Sunday, March 29, 2009

In the home stretch

Tuesday is officially my last night of call on the thoracic foregut service. This service is one of those classic malignant surgery services. I guess the best way to describe it is to imagine 6 Dr. Pevecs operating like crazy and ripping into you at every opportunity. It's only been 30 days and I'll never be the same again.

I had a nice weekend on call so I'm starting to detox slowly from this experience. Overall, I've got to say that I'm honestly a little disappointed in myself. I let the service turn me into a malignant doctor. All of the residents on the service become this way at some point or another. You don't really think about it until you start listening to yourself talk, or you see the reaction on people's faces...family members of patients.

You can't have sympathy for patients when you're completely engrossed in how miserable your own experience is. That leads to dehumanizing the patients on your service. They become "mustache girl," "retard boy," "mute guy," or "female genitals" for anyone that complains of pain. It seems like such a unreasonable thing, to have pain, especially after we ripped out their esophagus through their chest and cut open their stomachs and pulled it up to their throat. I have become unable to empathize with my patients. I love my intubed ICU patients because they can't talk to me, extra kudos if they're sedated. Vomit guy has metastatic gastric cancer and most of the lung guys have lung cancer. I've lost 4 in the last 2 weeks, took one off of life support this morning. Who knew viagra could be life saving?

I think for the most part, I've been able to grin and bear it. The nurses always ask me why I'm always so happy. hmm...do I seem that way? I'm not a good enough person to come out showing compassion to these folks. I'm tired of the cracked out lady with the bag of methadone under her bed. Sometimes I say half-jokingly, stick fentanyl patches to any exposed skin so that I can get some sleep. I need god, so I've been trying to keep going to church.
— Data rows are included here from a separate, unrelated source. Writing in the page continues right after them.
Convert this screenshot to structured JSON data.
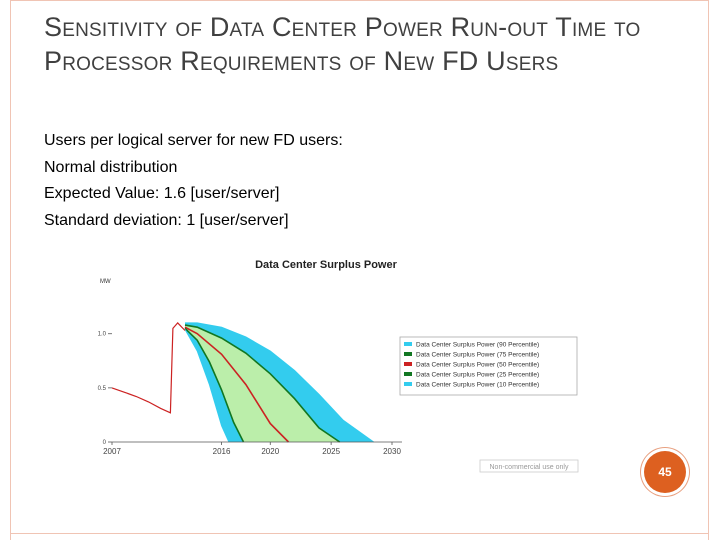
{
  "slide": {
    "title": "Sensitivity of Data Center Power Run-out Time to Processor Requirements of New FD Users",
    "bullets": [
      "Users per logical server for new FD users:",
      "Normal distribution",
      "Expected Value: 1.6 [user/server]",
      "Standard deviation: 1 [user/server]"
    ],
    "page_number": "45"
  },
  "chart_data": {
    "type": "area",
    "title": "Data Center Surplus Power",
    "ylabel": "MW",
    "xlim": [
      2007,
      2030
    ],
    "ylim": [
      0,
      1.45
    ],
    "y_ticks": [
      "1.0",
      "0.5",
      "0"
    ],
    "x_ticks": [
      "2007",
      "2016",
      "2020",
      "2025",
      "2030"
    ],
    "x_tick_values": [
      2007,
      2016,
      2020,
      2025,
      2030
    ],
    "y_tick_values": [
      1.0,
      0.5,
      0
    ],
    "colors": {
      "band_outer": "#33ccee",
      "band_inner": "#bbeeaa",
      "line_90": "#33ccee",
      "line_75": "#117722",
      "line_50": "#cc2222",
      "line_25": "#117722",
      "line_10": "#33ccee",
      "history": "#cc2222"
    },
    "history": {
      "x": [
        2007,
        2008,
        2009,
        2010,
        2011,
        2011.8,
        2012.0,
        2012.4,
        2013.0
      ],
      "y": [
        0.5,
        0.46,
        0.42,
        0.37,
        0.31,
        0.27,
        1.05,
        1.1,
        1.03
      ]
    },
    "series": [
      {
        "name": "Data Center Surplus Power (90 Percentile)",
        "x": [
          2013,
          2014,
          2016,
          2018,
          2020,
          2022,
          2024,
          2026,
          2028.5
        ],
        "y": [
          1.1,
          1.1,
          1.06,
          0.97,
          0.84,
          0.66,
          0.44,
          0.2,
          0
        ]
      },
      {
        "name": "Data Center Surplus Power (75 Percentile)",
        "x": [
          2013,
          2014,
          2016,
          2018,
          2020,
          2022,
          2024,
          2025.7
        ],
        "y": [
          1.08,
          1.06,
          0.96,
          0.82,
          0.63,
          0.4,
          0.13,
          0
        ]
      },
      {
        "name": "Data Center Surplus Power (50 Percentile)",
        "x": [
          2013,
          2014,
          2016,
          2018,
          2020,
          2021.5
        ],
        "y": [
          1.06,
          1.0,
          0.81,
          0.53,
          0.17,
          0
        ]
      },
      {
        "name": "Data Center Surplus Power (25 Percentile)",
        "x": [
          2013,
          2014,
          2015,
          2016,
          2017,
          2017.8
        ],
        "y": [
          1.05,
          0.94,
          0.74,
          0.48,
          0.18,
          0
        ]
      },
      {
        "name": "Data Center Surplus Power (10 Percentile)",
        "x": [
          2013,
          2014,
          2015,
          2016,
          2016.6
        ],
        "y": [
          1.04,
          0.84,
          0.53,
          0.15,
          0
        ]
      }
    ],
    "legend_position": "right",
    "watermark": "Non-commercial use only"
  }
}
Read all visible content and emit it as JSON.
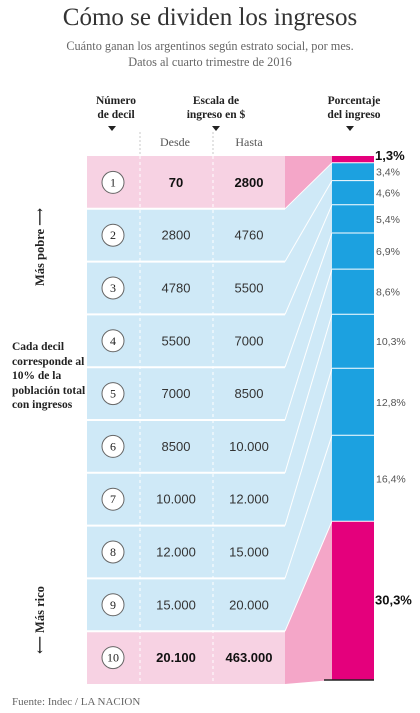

I'm not a big enough person to get through this on my own without becoming an asshole.

My two best memories from this service

1) giving a patient xanax, then seeing him run down the hall naked 5 minutes later, then seeing cops in his room 5 minutes later when his scrawny roommate accuses him of sexually molesting him.

2) My co-interns and I were getting absolutely reamed in the lobby by an attending when a pretty lady happened to walk by. All of the interns stared at the lady and the attending stopped screaming once he realized none of us were listening to him. He then turned and stared at the lady, forgot what he was so mad about and decided to go home.

-bender is post-call and going to bed

Saturday, March 21, 2009

whew...one more week left

Just one more week of this stupid rotation. It's been a daily beatdown my friend. The long hours don't bother me that much. It's the constant stress of getting yelled at, messing up and having patients die or waiting to die. Ags reminds me that there are a lot of people who can't get into surgery and would do anything to get in...true, but it doesn't make this service any less painful. I'm actually looking forward to being at the county hospital starting from next week. word..

-bender

Friday, March 06, 2009

ugh...

I'm disappearing for the next month. I'm stuck on thoracic-foregut surgery = pain. Chest surgery on really really sick people. Everyone is in the ICU and it's scary whenever someone comes out of the OR...lines/tubes everywhere, bagging like crazy, barely alive. I survived my first call night. 9 more to go...wheee...

On a sidenote, this is crazy

http://www.heartattackgrill.com/index.html



If you're 350 pounds or over, it's all you can eat for free. Pretty disgusting. As much as I love my greasy eats, I'd rather not be encouraging this. Although the nurses do intrigue me...

Yo rabbit, I know the dating scene has been sucking. How about some speed dating?

http://www.dateanddash.com/

eh? Chat up some west side guys?

-bender is in a world of pain...

Monday, March 02, 2009

Stay Focused.... Listen to your mentors....

So I guess there is one thing that I have to keep in mind at all times. Don't get comfortable, don't relax and never let up. If that's the lifestyle I wanted, I should have stayed behind a computer. But I don't want that, I want to be on the move and hustling. I must say that I am blessed to be in the situation I am in for now. I've got a great chef who is willing to teach me all he knows and is a mellow guy. He and I had a long talk after I had a severe blowup with my GM and was almost at the point of launching a plate at her face (gee can you think of what I would have done had I not been more mature and mellow) and he let me know that

1) we are not in a normal business
2) I have to stay hungry and can't get comfortable
3) Fuck em all it's about what you know you're worth and you take from life's lessons.
4) Never be scared to pick up and move to the next place after a while because there is always a bigger paycheck for the guy who can get the shit done in this business.

This was probably exactly what I needed to hear at that exact moment. I was so caught up with getting comfortable with my discounts, PTO and other bullshit that I forgot what the goal was, why I am working for someone... so I can be my own man someday and not some fucking robot reading recipes out of a book but spitting em out my own mouth.

Mentors are a necessity that you must take advantage of, remember that at all times. You will never be top dog, it's a myth just like perfection.